The Eubank v. Pella appeal arose out of a disputed settlement. As Judge Posner explained, the settlement of class actions represents one area where class counsel run the risk of abusing their authority (emphasis added):
…The reasons that class actions invariably are settled are twofold. Aggregating a great many claims (sometimes tens or even hundreds of thousands—occasionally millions) often creates a potential liability so great that the defendant is unwilling to bear the risk, even if it is only a small probability, of an adverse judgment. At the same time, class counsel, ungoverned as a practical matter by either the named plaintiffs or the other members of the class, have an opportunity to maximize their attorneys’ fees—which (besides other expenses) are all they can get from the class action—at the expense of the class. The defendant cares only about the size of the settlement, not how it is divided between attorneys’ fees and compensation for the class. …
Thus, the natural self-interest of the parties leads to a settlement amount that is as low as possible, “but heavily tilted toward attorneys’ fees.”
The settlement that had been proposed in the Eubank case was described by Judge Posner as “inequitable — even scandalous,” with class counsel blatantly enriching himself at the expense of his “clients.” Not surprisingly, it was rejected by the Seventh Circuit Court of Appeal.
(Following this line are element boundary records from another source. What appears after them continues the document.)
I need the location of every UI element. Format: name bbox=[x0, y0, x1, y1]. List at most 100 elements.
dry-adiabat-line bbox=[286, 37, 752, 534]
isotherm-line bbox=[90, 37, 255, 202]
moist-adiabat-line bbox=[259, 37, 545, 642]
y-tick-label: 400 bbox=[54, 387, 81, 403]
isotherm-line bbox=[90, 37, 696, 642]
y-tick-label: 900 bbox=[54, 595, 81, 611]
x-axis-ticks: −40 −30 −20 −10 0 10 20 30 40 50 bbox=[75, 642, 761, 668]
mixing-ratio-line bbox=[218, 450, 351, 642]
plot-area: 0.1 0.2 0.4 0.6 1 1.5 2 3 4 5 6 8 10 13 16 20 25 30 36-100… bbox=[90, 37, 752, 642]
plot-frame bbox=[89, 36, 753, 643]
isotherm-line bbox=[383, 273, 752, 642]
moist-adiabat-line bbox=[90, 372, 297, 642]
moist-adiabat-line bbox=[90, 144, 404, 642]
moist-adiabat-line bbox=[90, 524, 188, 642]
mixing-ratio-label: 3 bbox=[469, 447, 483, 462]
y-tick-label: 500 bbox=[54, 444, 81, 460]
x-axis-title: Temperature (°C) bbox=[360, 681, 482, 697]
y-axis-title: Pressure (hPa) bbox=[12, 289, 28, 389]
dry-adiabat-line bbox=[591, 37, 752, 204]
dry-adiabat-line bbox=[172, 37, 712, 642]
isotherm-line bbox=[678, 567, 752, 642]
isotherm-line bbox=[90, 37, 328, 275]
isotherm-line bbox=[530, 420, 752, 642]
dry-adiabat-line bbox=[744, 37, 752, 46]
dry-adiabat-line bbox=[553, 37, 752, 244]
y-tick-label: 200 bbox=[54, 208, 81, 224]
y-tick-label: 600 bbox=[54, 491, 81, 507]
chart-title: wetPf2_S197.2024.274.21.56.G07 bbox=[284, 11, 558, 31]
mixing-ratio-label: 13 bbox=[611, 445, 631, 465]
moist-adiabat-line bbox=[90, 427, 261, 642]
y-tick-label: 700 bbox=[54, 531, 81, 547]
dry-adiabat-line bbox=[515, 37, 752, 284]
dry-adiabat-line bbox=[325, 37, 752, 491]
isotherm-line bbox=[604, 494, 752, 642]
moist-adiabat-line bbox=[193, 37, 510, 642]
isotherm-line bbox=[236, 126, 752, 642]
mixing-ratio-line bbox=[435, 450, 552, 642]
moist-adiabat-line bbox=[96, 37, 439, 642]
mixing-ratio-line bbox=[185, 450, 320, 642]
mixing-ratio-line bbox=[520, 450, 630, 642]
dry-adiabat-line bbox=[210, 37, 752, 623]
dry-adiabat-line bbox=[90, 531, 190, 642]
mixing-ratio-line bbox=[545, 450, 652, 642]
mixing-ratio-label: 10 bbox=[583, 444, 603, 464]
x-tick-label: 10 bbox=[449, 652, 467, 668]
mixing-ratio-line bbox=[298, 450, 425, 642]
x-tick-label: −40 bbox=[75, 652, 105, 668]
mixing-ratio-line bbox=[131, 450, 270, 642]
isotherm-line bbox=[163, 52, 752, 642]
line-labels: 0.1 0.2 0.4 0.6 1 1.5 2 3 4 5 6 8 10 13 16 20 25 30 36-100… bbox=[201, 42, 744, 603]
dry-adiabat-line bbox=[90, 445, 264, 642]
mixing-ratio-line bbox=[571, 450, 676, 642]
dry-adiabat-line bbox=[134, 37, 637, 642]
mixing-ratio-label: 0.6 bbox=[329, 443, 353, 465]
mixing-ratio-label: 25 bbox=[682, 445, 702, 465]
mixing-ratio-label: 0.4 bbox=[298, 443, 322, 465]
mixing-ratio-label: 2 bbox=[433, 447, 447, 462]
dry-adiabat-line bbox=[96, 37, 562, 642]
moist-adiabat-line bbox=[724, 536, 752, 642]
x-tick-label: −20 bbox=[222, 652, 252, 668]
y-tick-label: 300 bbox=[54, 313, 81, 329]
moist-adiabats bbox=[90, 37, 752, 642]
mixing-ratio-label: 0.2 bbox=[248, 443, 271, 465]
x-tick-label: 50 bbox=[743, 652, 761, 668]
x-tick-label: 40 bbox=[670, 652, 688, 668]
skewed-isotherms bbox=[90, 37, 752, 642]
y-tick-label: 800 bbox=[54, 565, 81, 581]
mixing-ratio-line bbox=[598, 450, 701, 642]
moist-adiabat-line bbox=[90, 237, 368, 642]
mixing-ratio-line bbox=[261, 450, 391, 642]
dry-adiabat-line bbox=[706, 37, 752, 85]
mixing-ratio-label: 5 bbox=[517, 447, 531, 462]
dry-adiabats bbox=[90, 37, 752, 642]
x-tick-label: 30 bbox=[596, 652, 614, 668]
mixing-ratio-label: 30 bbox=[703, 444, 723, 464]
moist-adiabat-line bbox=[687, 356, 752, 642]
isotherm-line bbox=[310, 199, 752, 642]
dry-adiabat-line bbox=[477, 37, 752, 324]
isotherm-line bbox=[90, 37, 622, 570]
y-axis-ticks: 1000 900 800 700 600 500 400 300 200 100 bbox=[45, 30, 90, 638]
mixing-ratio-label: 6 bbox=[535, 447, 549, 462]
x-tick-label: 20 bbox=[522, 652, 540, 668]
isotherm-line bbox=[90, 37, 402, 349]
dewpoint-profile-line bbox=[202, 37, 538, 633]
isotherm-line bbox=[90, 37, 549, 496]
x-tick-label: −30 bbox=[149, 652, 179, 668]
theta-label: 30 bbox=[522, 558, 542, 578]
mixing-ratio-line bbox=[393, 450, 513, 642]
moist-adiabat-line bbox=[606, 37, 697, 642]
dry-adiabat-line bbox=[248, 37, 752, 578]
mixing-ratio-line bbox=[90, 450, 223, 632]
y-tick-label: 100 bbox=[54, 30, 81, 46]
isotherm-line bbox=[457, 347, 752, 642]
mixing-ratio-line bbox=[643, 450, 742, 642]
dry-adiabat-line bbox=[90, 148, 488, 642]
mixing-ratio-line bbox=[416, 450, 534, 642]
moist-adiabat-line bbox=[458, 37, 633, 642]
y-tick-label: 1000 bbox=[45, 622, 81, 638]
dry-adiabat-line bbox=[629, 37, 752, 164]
Judge Posner’s recitation of class counsel’s misconduct provides a salutary object lesson for any reader.
It is sometimes said that “bad facts make bad law.” In contrast, the “bad facts” of the Eubank ruling were the catalyst for “very good law.” Judge Posner’s unvarnished criticism valuably underlines the drawbacks and vulnerabilities that are inherent in every class action, but which are almost never acknowledged by the courts.